I'm not a superstar. I did well at a good university, there is a lot more that I don't know than I do, I've only got about 15 years of professional experience, but there are a shit load of people who know next to nothing, and they are trying to draw down $70k, $80k, $100K a year and the job simply doesn't get done with that kind of talent flooding the workplace.
I can count the number of top notch professionals I've worked with. I care about my craft, I'm always learning and like to keep current and know about things, there just more people who like to play video games and surf the web and somehow equate that to being a professional tech worker. 10 years ago there was a lot more talent amongst the people in this biz, I looked up to people I worked with knowing I could learn from them. Now I'm just floored by the kids we bring in, they want the money, they want the sexy work, they just can't do it and they think that they can.
So why do we work long hours? Well now the teams are twice as big if not bigger than they were in the 80's and early 90's, the expenses are higher, the costs are higher, we have to produce more. The talent is dilluted. The expectation is there but there isn't the talent to deliver on it. Result? Fewer people can actually do the work, you'll be damned if they will stand by and let you cut out after a rough 6 hours or web browsing. We're working dumber. People do shit manually. People write code that get's rewritten because they can't read their own damn perl. People do things the only ways they know how and then they get redone completely because the web based calendar system takes the biggest computer in the client's office to serve up 2 calendars at a time... I hope 4 of the 50 employees don't want to see the vacation schedule too close to the same time.

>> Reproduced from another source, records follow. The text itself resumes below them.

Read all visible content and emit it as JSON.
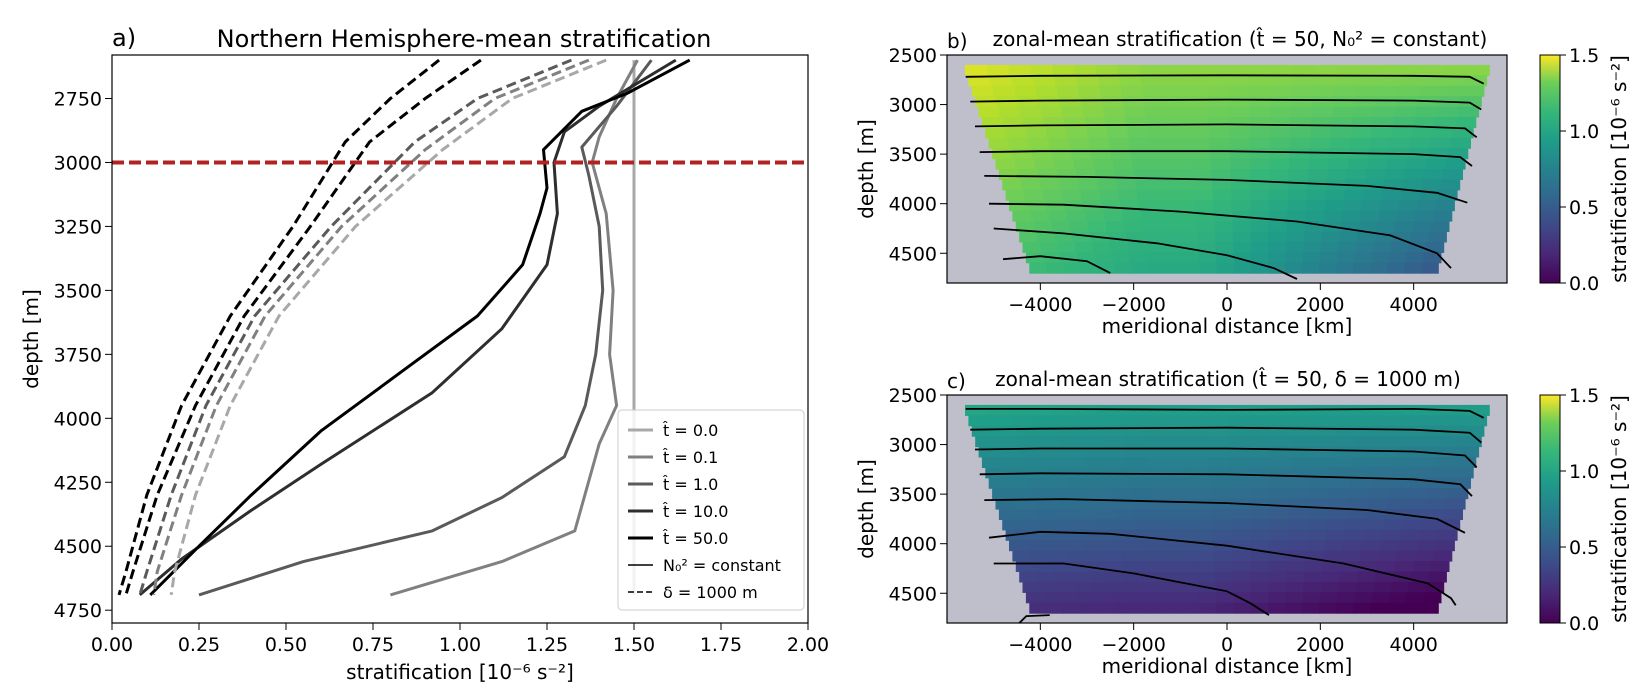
{
  "chart_data": [
    {
      "panel": "a",
      "type": "line",
      "panel_label": "a)",
      "title": "Northern Hemisphere-mean stratification",
      "xlabel": "stratification [10⁻⁶ s⁻²]",
      "ylabel": "depth [m]",
      "xlim": [
        0,
        2
      ],
      "ylim": [
        4800,
        2580
      ],
      "y_inverted": true,
      "xticks": [
        0,
        0.25,
        0.5,
        0.75,
        1.0,
        1.25,
        1.5,
        1.75,
        2.0
      ],
      "xtick_labels": [
        "0.00",
        "0.25",
        "0.50",
        "0.75",
        "1.00",
        "1.25",
        "1.50",
        "1.75",
        "2.00"
      ],
      "yticks": [
        2750,
        3000,
        3250,
        3500,
        3750,
        4000,
        4250,
        4500,
        4750
      ],
      "ytick_labels": [
        "2750",
        "3000",
        "3250",
        "3500",
        "3750",
        "4000",
        "4250",
        "4500",
        "4750"
      ],
      "reference_line": {
        "y": 3000,
        "style": "dashed",
        "color": "#b22222"
      },
      "legend_position": "lower right",
      "legend": [
        {
          "label": "t̂ = 0.0",
          "color": "#a8a8a8",
          "style": "solid",
          "width": 3
        },
        {
          "label": "t̂ = 0.1",
          "color": "#808080",
          "style": "solid",
          "width": 3
        },
        {
          "label": "t̂ = 1.0",
          "color": "#5a5a5a",
          "style": "solid",
          "width": 3
        },
        {
          "label": "t̂ = 10.0",
          "color": "#2e2e2e",
          "style": "solid",
          "width": 3
        },
        {
          "label": "t̂ = 50.0",
          "color": "#000000",
          "style": "solid",
          "width": 3
        },
        {
          "label": "N₀² = constant",
          "color": "#000000",
          "style": "solid",
          "width": 1.5
        },
        {
          "label": "δ = 1000 m",
          "color": "#000000",
          "style": "dashed",
          "width": 1.5
        }
      ],
      "series": [
        {
          "color": "#a8a8a8",
          "dash": false,
          "points": [
            [
              1.5,
              2600
            ],
            [
              1.5,
              3000
            ],
            [
              1.5,
              3500
            ],
            [
              1.5,
              4000
            ],
            [
              1.5,
              4500
            ],
            [
              1.5,
              4690
            ]
          ]
        },
        {
          "color": "#808080",
          "dash": false,
          "points": [
            [
              1.51,
              2600
            ],
            [
              1.45,
              2750
            ],
            [
              1.4,
              2900
            ],
            [
              1.38,
              3000
            ],
            [
              1.42,
              3200
            ],
            [
              1.44,
              3500
            ],
            [
              1.43,
              3750
            ],
            [
              1.45,
              3950
            ],
            [
              1.4,
              4100
            ],
            [
              1.33,
              4440
            ],
            [
              1.12,
              4560
            ],
            [
              0.8,
              4690
            ]
          ]
        },
        {
          "color": "#5a5a5a",
          "dash": false,
          "points": [
            [
              1.55,
              2600
            ],
            [
              1.45,
              2780
            ],
            [
              1.35,
              2940
            ],
            [
              1.37,
              3050
            ],
            [
              1.4,
              3250
            ],
            [
              1.41,
              3500
            ],
            [
              1.39,
              3750
            ],
            [
              1.36,
              3950
            ],
            [
              1.3,
              4150
            ],
            [
              1.12,
              4310
            ],
            [
              0.92,
              4440
            ],
            [
              0.55,
              4560
            ],
            [
              0.25,
              4690
            ]
          ]
        },
        {
          "color": "#2e2e2e",
          "dash": false,
          "points": [
            [
              1.62,
              2600
            ],
            [
              1.4,
              2780
            ],
            [
              1.3,
              2880
            ],
            [
              1.27,
              3000
            ],
            [
              1.28,
              3200
            ],
            [
              1.25,
              3400
            ],
            [
              1.12,
              3650
            ],
            [
              0.92,
              3900
            ],
            [
              0.6,
              4180
            ],
            [
              0.4,
              4360
            ],
            [
              0.2,
              4550
            ],
            [
              0.08,
              4690
            ]
          ]
        },
        {
          "color": "#000000",
          "dash": false,
          "points": [
            [
              1.66,
              2600
            ],
            [
              1.48,
              2730
            ],
            [
              1.35,
              2800
            ],
            [
              1.24,
              2950
            ],
            [
              1.25,
              3100
            ],
            [
              1.23,
              3200
            ],
            [
              1.18,
              3400
            ],
            [
              1.05,
              3600
            ],
            [
              0.85,
              3800
            ],
            [
              0.6,
              4050
            ],
            [
              0.4,
              4300
            ],
            [
              0.25,
              4500
            ],
            [
              0.11,
              4690
            ]
          ]
        },
        {
          "color": "#a8a8a8",
          "dash": true,
          "points": [
            [
              1.42,
              2600
            ],
            [
              1.15,
              2750
            ],
            [
              0.95,
              2950
            ],
            [
              0.7,
              3250
            ],
            [
              0.48,
              3600
            ],
            [
              0.34,
              3950
            ],
            [
              0.24,
              4300
            ],
            [
              0.18,
              4600
            ],
            [
              0.17,
              4690
            ]
          ]
        },
        {
          "color": "#808080",
          "dash": true,
          "points": [
            [
              1.37,
              2600
            ],
            [
              1.1,
              2750
            ],
            [
              0.9,
              2950
            ],
            [
              0.66,
              3250
            ],
            [
              0.44,
              3600
            ],
            [
              0.3,
              3950
            ],
            [
              0.2,
              4300
            ],
            [
              0.13,
              4600
            ],
            [
              0.12,
              4690
            ]
          ]
        },
        {
          "color": "#5a5a5a",
          "dash": true,
          "points": [
            [
              1.32,
              2600
            ],
            [
              1.05,
              2750
            ],
            [
              0.87,
              2920
            ],
            [
              0.63,
              3250
            ],
            [
              0.41,
              3600
            ],
            [
              0.27,
              3950
            ],
            [
              0.17,
              4300
            ],
            [
              0.1,
              4600
            ],
            [
              0.08,
              4690
            ]
          ]
        },
        {
          "color": "#000000",
          "dash": true,
          "points": [
            [
              1.06,
              2600
            ],
            [
              0.9,
              2750
            ],
            [
              0.74,
              2920
            ],
            [
              0.57,
              3250
            ],
            [
              0.38,
              3600
            ],
            [
              0.24,
              3950
            ],
            [
              0.13,
              4300
            ],
            [
              0.06,
              4600
            ],
            [
              0.04,
              4690
            ]
          ]
        },
        {
          "color": "#000000",
          "dash": true,
          "points": [
            [
              0.94,
              2600
            ],
            [
              0.8,
              2750
            ],
            [
              0.67,
              2920
            ],
            [
              0.52,
              3250
            ],
            [
              0.34,
              3600
            ],
            [
              0.2,
              3950
            ],
            [
              0.1,
              4300
            ],
            [
              0.04,
              4600
            ],
            [
              0.02,
              4690
            ]
          ]
        }
      ]
    },
    {
      "panel": "b",
      "type": "heatmap",
      "panel_label": "b)",
      "title": "zonal-mean stratification (t̂ = 50, N₀² = constant)",
      "xlabel": "meridional distance [km]",
      "ylabel": "depth [m]",
      "xlim": [
        -6000,
        6000
      ],
      "ylim": [
        4800,
        2500
      ],
      "y_inverted": true,
      "xticks": [
        -4000,
        -2000,
        0,
        2000,
        4000
      ],
      "xtick_labels": [
        "−4000",
        "−2000",
        "0",
        "2000",
        "4000"
      ],
      "yticks": [
        2500,
        3000,
        3500,
        4000,
        4500
      ],
      "ytick_labels": [
        "2500",
        "3000",
        "3500",
        "4000",
        "4500"
      ],
      "colorbar": {
        "label": "stratification [10⁻⁶ s⁻²]",
        "range": [
          0,
          1.5
        ],
        "ticks": [
          "0.0",
          "0.5",
          "1.0",
          "1.5"
        ],
        "colormap": "viridis"
      },
      "field": {
        "base": 1.25,
        "depth_decay": 0.35,
        "north_decay": 0.65,
        "south_boost": 0.2
      },
      "contours": [
        [
          [
            -5600,
            2720
          ],
          [
            -4000,
            2710
          ],
          [
            0,
            2705
          ],
          [
            4000,
            2710
          ],
          [
            5200,
            2720
          ],
          [
            5500,
            2790
          ]
        ],
        [
          [
            -5500,
            2970
          ],
          [
            -4000,
            2960
          ],
          [
            0,
            2950
          ],
          [
            4000,
            2960
          ],
          [
            5200,
            2980
          ],
          [
            5450,
            3050
          ]
        ],
        [
          [
            -5400,
            3220
          ],
          [
            -4000,
            3210
          ],
          [
            0,
            3200
          ],
          [
            4000,
            3220
          ],
          [
            5100,
            3240
          ],
          [
            5350,
            3330
          ]
        ],
        [
          [
            -5300,
            3480
          ],
          [
            -4000,
            3470
          ],
          [
            0,
            3470
          ],
          [
            4000,
            3500
          ],
          [
            5000,
            3530
          ],
          [
            5250,
            3620
          ]
        ],
        [
          [
            -5200,
            3720
          ],
          [
            -3000,
            3730
          ],
          [
            0,
            3760
          ],
          [
            3000,
            3820
          ],
          [
            4500,
            3890
          ],
          [
            5150,
            3990
          ]
        ],
        [
          [
            -5100,
            4000
          ],
          [
            -3500,
            4010
          ],
          [
            -1000,
            4080
          ],
          [
            1500,
            4180
          ],
          [
            3500,
            4320
          ],
          [
            4500,
            4500
          ],
          [
            4800,
            4650
          ]
        ],
        [
          [
            -5000,
            4250
          ],
          [
            -3500,
            4300
          ],
          [
            -1500,
            4400
          ],
          [
            0,
            4520
          ],
          [
            1000,
            4650
          ],
          [
            1500,
            4760
          ]
        ],
        [
          [
            -4800,
            4560
          ],
          [
            -4000,
            4530
          ],
          [
            -3000,
            4580
          ],
          [
            -2500,
            4700
          ]
        ]
      ]
    },
    {
      "panel": "c",
      "type": "heatmap",
      "panel_label": "c)",
      "title": "zonal-mean stratification (t̂ = 50, δ = 1000 m)",
      "xlabel": "meridional distance [km]",
      "ylabel": "depth [m]",
      "xlim": [
        -6000,
        6000
      ],
      "ylim": [
        4800,
        2500
      ],
      "y_inverted": true,
      "xticks": [
        -4000,
        -2000,
        0,
        2000,
        4000
      ],
      "xtick_labels": [
        "−4000",
        "−2000",
        "0",
        "2000",
        "4000"
      ],
      "yticks": [
        2500,
        3000,
        3500,
        4000,
        4500
      ],
      "ytick_labels": [
        "2500",
        "3000",
        "3500",
        "4000",
        "4500"
      ],
      "colorbar": {
        "label": "stratification [10⁻⁶ s⁻²]",
        "range": [
          0,
          1.5
        ],
        "ticks": [
          "0.0",
          "0.5",
          "1.0",
          "1.5"
        ],
        "colormap": "viridis"
      },
      "field": {
        "base": 0.85,
        "depth_decay": 0.7,
        "north_decay": 0.3,
        "south_boost": 0.05
      },
      "contours": [
        [
          [
            -5600,
            2640
          ],
          [
            -4000,
            2640
          ],
          [
            0,
            2650
          ],
          [
            4000,
            2640
          ],
          [
            5200,
            2660
          ],
          [
            5500,
            2730
          ]
        ],
        [
          [
            -5500,
            2850
          ],
          [
            -4000,
            2840
          ],
          [
            0,
            2830
          ],
          [
            4000,
            2850
          ],
          [
            5200,
            2880
          ],
          [
            5450,
            2980
          ]
        ],
        [
          [
            -5400,
            3050
          ],
          [
            -4000,
            3040
          ],
          [
            0,
            3040
          ],
          [
            4000,
            3070
          ],
          [
            5100,
            3110
          ],
          [
            5350,
            3230
          ]
        ],
        [
          [
            -5300,
            3300
          ],
          [
            -4000,
            3290
          ],
          [
            0,
            3300
          ],
          [
            4000,
            3350
          ],
          [
            5000,
            3400
          ],
          [
            5250,
            3520
          ]
        ],
        [
          [
            -5200,
            3560
          ],
          [
            -3500,
            3550
          ],
          [
            0,
            3590
          ],
          [
            3000,
            3660
          ],
          [
            4500,
            3750
          ],
          [
            5100,
            3890
          ]
        ],
        [
          [
            -5100,
            3940
          ],
          [
            -4000,
            3880
          ],
          [
            -2500,
            3900
          ],
          [
            0,
            4020
          ],
          [
            2500,
            4200
          ],
          [
            4300,
            4400
          ],
          [
            4800,
            4550
          ],
          [
            4900,
            4620
          ]
        ],
        [
          [
            -5000,
            4200
          ],
          [
            -3500,
            4200
          ],
          [
            -2000,
            4300
          ],
          [
            0,
            4480
          ],
          [
            500,
            4600
          ],
          [
            900,
            4720
          ]
        ],
        [
          [
            -4450,
            4800
          ],
          [
            -4300,
            4730
          ],
          [
            -3800,
            4720
          ]
        ]
      ]
    }
  ]
}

Maybe I'm getting too old for it but the people in this biz aren't as good as they were as a whole, there are just more of them and they make a lot more money. You do the math, why don't we get overtime pay?
QUOTE: "Because of so much work and overtime, American workers are the most productive in the world. Cut this productivity by 20%, and you automatically increase the variable cost for a product by 20%. Legislate vacation time, and everything will become more expensive, the foreign trade deficit worsens, the dollar devaluates and everything will become even more expensive. True, we work hard, but our hard work reflects in the low product prices and high standard of living." END QUOTE
Hmmm, I found this which states that "overtime leads to an average drop in worker productivity of about 15 percent for work weeks exceeding 40 hours." from the Penn State College of Engineering.
Increased time at work != increased output.
-> Increased time at work != cheaper output.
-> Decreased time at work != more expensive output.